Can this fixed point theorem generalize to infinite structures?

Question

Suppose that $n$ is a natural number, $X$ is a set, and $S\subseteq X^{2}$ is a subset such that if $x,y\in X$, then there is a unique tuple $(x_{0},\dots,x_{n})$ where $x_{0}=x,x_{n}=y$ and $(x_{i},x_{i+1})\in S$ for $0\leq i<n$ (this condition is equivalent to saying that if $\chi_{S}$ is the characteristic function of $S$, then each entry in the matrix $\chi_{S}^{n}$ is $1$). Then does there necessarily exist some $x\in X$ where $(x,x)\in S$? Is $|\{x\in X\mid(x,x)\in S\}|^{n}=|X|$?

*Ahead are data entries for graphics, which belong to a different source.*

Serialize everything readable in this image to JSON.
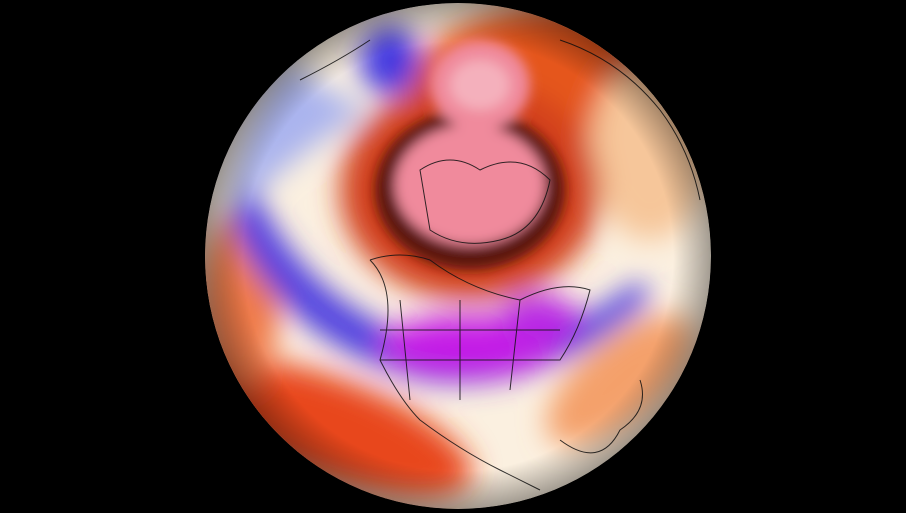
{
  "map": {
    "projection": "orthographic",
    "view": "northern-hemisphere-north-america",
    "colors": {
      "background": "#000000",
      "warm_strong": "#e8471c",
      "warm_light": "#f6c69a",
      "neutral": "#fbf4ea",
      "cool_light": "#aab4ee",
      "cool": "#4338e0",
      "cold_extreme": "#d21ee6",
      "arctic_pink": "#f08a9c",
      "dark_ring": "#5a1708",
      "coastline": "#111111"
    }
  }
}
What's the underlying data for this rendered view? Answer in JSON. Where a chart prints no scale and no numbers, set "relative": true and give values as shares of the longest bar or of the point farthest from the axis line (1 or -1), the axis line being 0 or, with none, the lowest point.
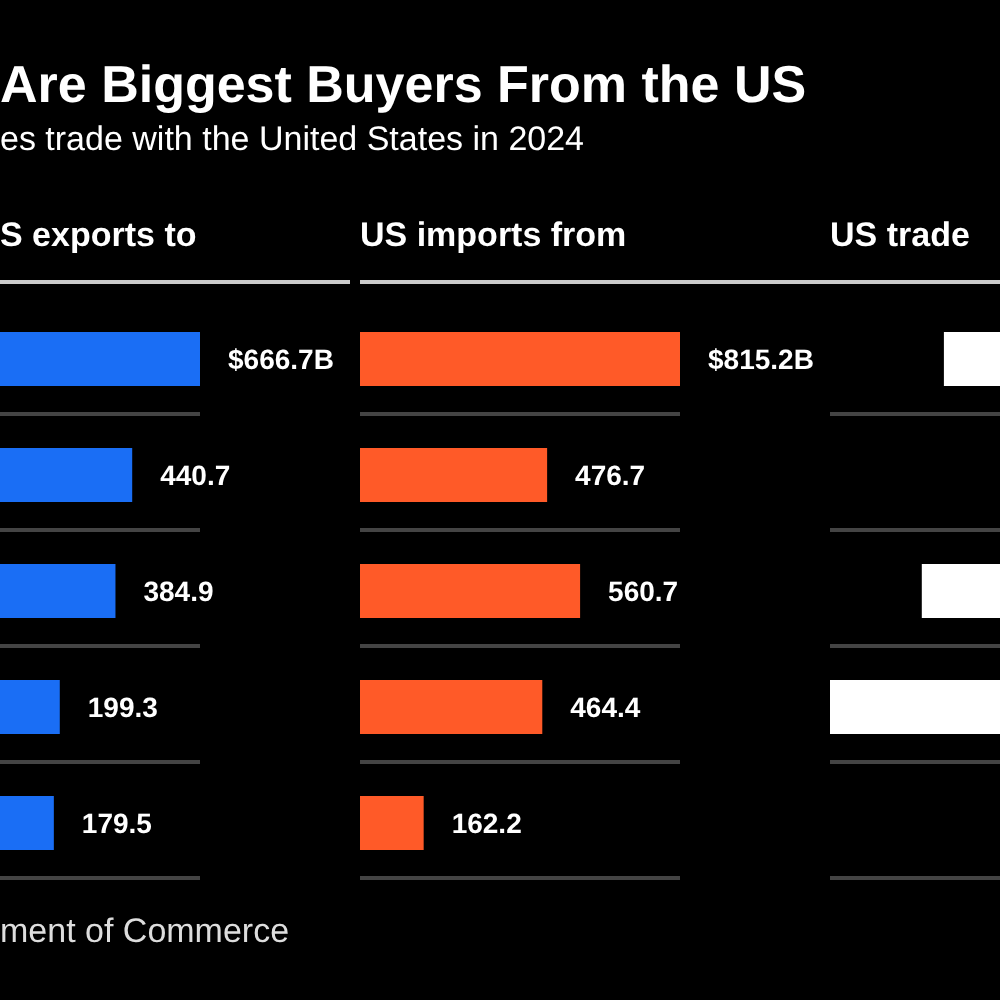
{
  "chart_data": [
    {
      "type": "bar",
      "orientation": "horizontal",
      "title": "Are Biggest Buyers From the US",
      "subtitle": "es trade with the United States in 2024",
      "xlabel": "S exports to",
      "categories": [
        null,
        null,
        null,
        null,
        null
      ],
      "color": "#1a6ef5",
      "values": [
        666.7,
        440.7,
        384.9,
        199.3,
        179.5
      ],
      "value_labels": [
        "$666.7B",
        "440.7",
        "384.9",
        "199.3",
        "179.5"
      ],
      "grid": "y",
      "annotations": [
        "ment of Commerce"
      ]
    },
    {
      "type": "bar",
      "orientation": "horizontal",
      "xlabel": "US imports from",
      "categories": [
        null,
        null,
        null,
        null,
        null
      ],
      "color": "#ff5a28",
      "values": [
        815.2,
        476.7,
        560.7,
        464.4,
        162.2
      ],
      "value_labels": [
        "$815.2B",
        "476.7",
        "560.7",
        "464.4",
        "162.2"
      ],
      "grid": "y"
    },
    {
      "type": "bar",
      "orientation": "horizontal",
      "relative": true,
      "xlabel": "US trade",
      "categories": [
        null,
        null,
        null,
        null,
        null
      ],
      "color": "#ffffff",
      "values": [
        -0.33,
        null,
        -0.46,
        -1,
        null
      ],
      "grid": "y"
    }
  ]
}
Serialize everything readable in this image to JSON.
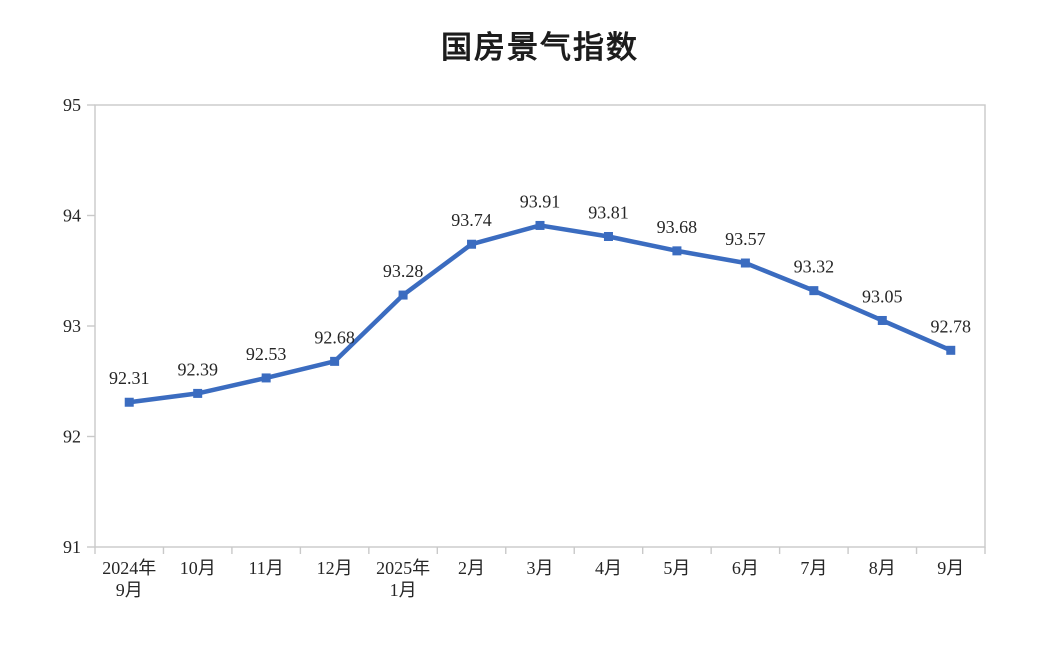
{
  "chart_data": {
    "type": "line",
    "title": "国房景气指数",
    "categories": [
      "2024年\n9月",
      "10月",
      "11月",
      "12月",
      "2025年\n1月",
      "2月",
      "3月",
      "4月",
      "5月",
      "6月",
      "7月",
      "8月",
      "9月"
    ],
    "values": [
      92.31,
      92.39,
      92.53,
      92.68,
      93.28,
      93.74,
      93.91,
      93.81,
      93.68,
      93.57,
      93.32,
      93.05,
      92.78
    ],
    "data_labels": [
      "92.31",
      "92.39",
      "92.53",
      "92.68",
      "93.28",
      "93.74",
      "93.91",
      "93.81",
      "93.68",
      "93.57",
      "93.32",
      "93.05",
      "92.78"
    ],
    "ylim": [
      91,
      95
    ],
    "yticks": [
      91,
      92,
      93,
      94,
      95
    ],
    "grid": false,
    "legend": "none",
    "marker": "square",
    "line_color": "#3B6CC0",
    "axis_color": "#c9c9c9",
    "text_color": "#262626"
  }
}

We observe that by the Lowenheim-Skolem theorem, if there is an infinite set $S\subseteq X^{2}$ where every entry in $\chi_{S}^{n}$ is $1$ but where there is no $x\in X$ with $(x,x)\in X$, then there is an example of every infinite cardinality.

Proposition: If $X$ is finite, then $|\{x\in X\mid(x,x)\in S\}|^{n}=|X|$.

Proof: Suppose that $X=\{1,\dots,r\}$. Suppose that the matrix $\chi_{S}$ has characteristic polynomial $(x-\lambda_{1})\dots(x-\lambda_{r})$. Then each entry in $\chi_{S}^{n}$ is $1$, so $\chi_{S}^{n}$ has characteristic polynomial $$(x-\lambda_{1}^{n})\dots(x-\lambda_{r}^{n})=x^{n-1}(x-r).$$ Therefore, we conclude that there is some $i$ such that $|\lambda_{i}|=\sqrt[n]{r}$ but where $\lambda_{j}=0$ whenever $j\neq i$. However, $$\{x\in X\mid(x,x)\in S\}=\text{Tr}(\chi_{A})=\lambda_{1}+\dots+\lambda_{r}=\lambda_{i},$$ so $$\{x\in X\mid(x,x)\in S\}=\sqrt[n]{r}.$$

Example: Suppose that $X=K^{n}$. Let $S$ be the collection of all pairs $$((x_{1},\dots,x_{n}),(a,g_{x_{2},\dots,x_{n-1}}(x_{1}),\dots,g_{x_{n-1}}(x_{n-2}),g(x_{n-1})))$$. Then every entry in the (possibly infinite) matrix $\chi_{S}^{n}$ is $1$. However, I claim that $\{x\in X\mid(x,x)\in S\}=|K|$. More specifically, I claim that the mapping $L:\{x\in X\mid(x,x)\in S\}\rightarrow K$ defined by $L(x_{1},\dots,x_{n})=x_{n}$ is a bijection by constructing its inverse $M$. If $x\in X$, then we define a sequence $M(x)=(x_{1},\dots,x_{n})$ by reverse recursion; we set $x_{n}=x$ and ​$x_{i}=g_{x_{i+1},\dots,x_{n-1}}^{-1}(x_{i+1})$ for $i\in\{1,\dots,n-1\}$. It is not too hard to see that $M:K\rightarrow\{x\in X\mid(x,x)\in S\}$ and that $L$ and $M$ are inverses of each other. Therefore $|\{x\in X\mid(x,x)\in S\}|=|K|$ in this case.

Answer 1

Here's one way to build an infinite counterexample with $n=2$ for simplicity:

We start with (say) $X_0=\{0\}, S_0=\emptyset$. Having defined $X_m, S_m$, we define $X_{m+1}, S_{m+1}$ as follows:

• To get $X_{m+1}$, we add to $X_m$ a fresh element $c_{(x,y)}$ for each pair $(x,y)\in X_m^2$ such that there is no $z\in X_m$ with $(x,z),(z,y)\in S_m$.

• To get $S_{m+1}$, we add to $S_m$ all pairs of the form $(x,c_{(x,y)})$ and $(c_{(x,y)},y)$ for $(x,y)\in X_m^2$ such that no $z\in X_m$ has $(x,z),(z,y)\in S_m$.

Now let $X=\bigcup_{m\in\mathbb{N}}X_m$, $S=\bigcup_{m\in\mathbb{N}}S_m$.

This same idea works for any $n\ge 2$ and for any (infinite) cardinality.